Could we automatically detect/report performance regressions? #285
Description
Recently we've been surprised by multiple major performance regressions, and we're finding that it's very challenging to identify the root cause(s) after the fact. It would be really useful if yjit-metrics could help us automatically flag potential regressions.
I know this is not an easy or trivial thing to implement because there can often be false positives due to the inherent noise in measurements. I was thinking that since we have error bars on benchmarks, it might be possible to have a criteria such as, for example:
If the average time for the current run of a benchmark is below the previous average for the benchmark, and the error bars for both runs don't overlap, then flag a potential regression.
We could also have some kind of an adjustable threshold such that we allow a certain gap between the error bars before we report a regression (multiples of the largest or smallest of the stddevs? e.g. only report a slowdown if the gap between error bars is greater than 0.5 * min(stddev1, stddev2)

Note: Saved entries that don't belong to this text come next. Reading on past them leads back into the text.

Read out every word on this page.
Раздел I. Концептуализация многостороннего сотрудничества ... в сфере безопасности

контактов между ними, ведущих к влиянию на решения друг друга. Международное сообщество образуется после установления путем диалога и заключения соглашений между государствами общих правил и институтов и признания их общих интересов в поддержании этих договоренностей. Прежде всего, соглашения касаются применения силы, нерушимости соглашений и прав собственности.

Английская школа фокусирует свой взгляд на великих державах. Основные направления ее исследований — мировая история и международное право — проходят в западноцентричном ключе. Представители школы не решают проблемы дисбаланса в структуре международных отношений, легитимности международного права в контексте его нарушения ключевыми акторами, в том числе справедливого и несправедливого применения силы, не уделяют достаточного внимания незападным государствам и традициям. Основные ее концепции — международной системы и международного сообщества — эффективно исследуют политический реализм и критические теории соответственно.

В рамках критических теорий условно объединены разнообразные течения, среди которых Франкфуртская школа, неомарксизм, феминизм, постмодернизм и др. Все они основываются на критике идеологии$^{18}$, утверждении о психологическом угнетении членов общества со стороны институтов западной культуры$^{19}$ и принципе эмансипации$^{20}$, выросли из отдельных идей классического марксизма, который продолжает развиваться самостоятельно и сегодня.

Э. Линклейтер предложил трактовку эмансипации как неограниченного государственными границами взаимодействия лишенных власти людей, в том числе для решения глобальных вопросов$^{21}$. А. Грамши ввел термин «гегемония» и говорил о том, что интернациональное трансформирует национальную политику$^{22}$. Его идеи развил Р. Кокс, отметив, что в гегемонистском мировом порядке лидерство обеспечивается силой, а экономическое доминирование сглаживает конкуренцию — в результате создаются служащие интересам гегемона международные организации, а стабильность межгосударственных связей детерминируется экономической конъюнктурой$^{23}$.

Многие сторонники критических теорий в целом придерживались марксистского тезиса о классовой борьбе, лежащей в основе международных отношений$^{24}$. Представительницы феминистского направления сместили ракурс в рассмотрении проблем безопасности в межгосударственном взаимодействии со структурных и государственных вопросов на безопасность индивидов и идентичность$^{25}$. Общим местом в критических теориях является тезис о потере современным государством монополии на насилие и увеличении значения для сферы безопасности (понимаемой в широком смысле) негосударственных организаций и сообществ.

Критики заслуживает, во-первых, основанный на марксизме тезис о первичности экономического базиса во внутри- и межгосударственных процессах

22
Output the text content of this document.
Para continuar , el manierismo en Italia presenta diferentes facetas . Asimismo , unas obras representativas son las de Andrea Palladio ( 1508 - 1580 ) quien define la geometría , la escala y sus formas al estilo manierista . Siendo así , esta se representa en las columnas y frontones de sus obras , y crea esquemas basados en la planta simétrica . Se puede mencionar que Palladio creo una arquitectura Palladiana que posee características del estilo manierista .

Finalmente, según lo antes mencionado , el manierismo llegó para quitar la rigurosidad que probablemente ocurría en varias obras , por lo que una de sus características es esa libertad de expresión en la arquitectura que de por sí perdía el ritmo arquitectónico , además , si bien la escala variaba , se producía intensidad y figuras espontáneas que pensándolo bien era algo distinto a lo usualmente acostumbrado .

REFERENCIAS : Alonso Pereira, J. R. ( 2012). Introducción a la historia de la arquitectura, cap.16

). We could tune this criteria to reduce the probability of false positives.
This system wouldn't be foolproof, it may not detect very small regressions, but I think that it could still be helpful because for example, if a microbenchmark suddently slows down by 5-10%, it would automatically get flagged. Currently we rarely ever look at our microbenchmarks, so these things can go completely undetected... But we could have a microbenchmark for object allocation, for example, and get automatically notified if object allocation takes a big drop. @XrXr
If one or more regressions are detected, a message could be posted in the benchmark CI slack channel, and the bot could do an @here
so that people in the channel are notified, or tag specific members of the YJIT team.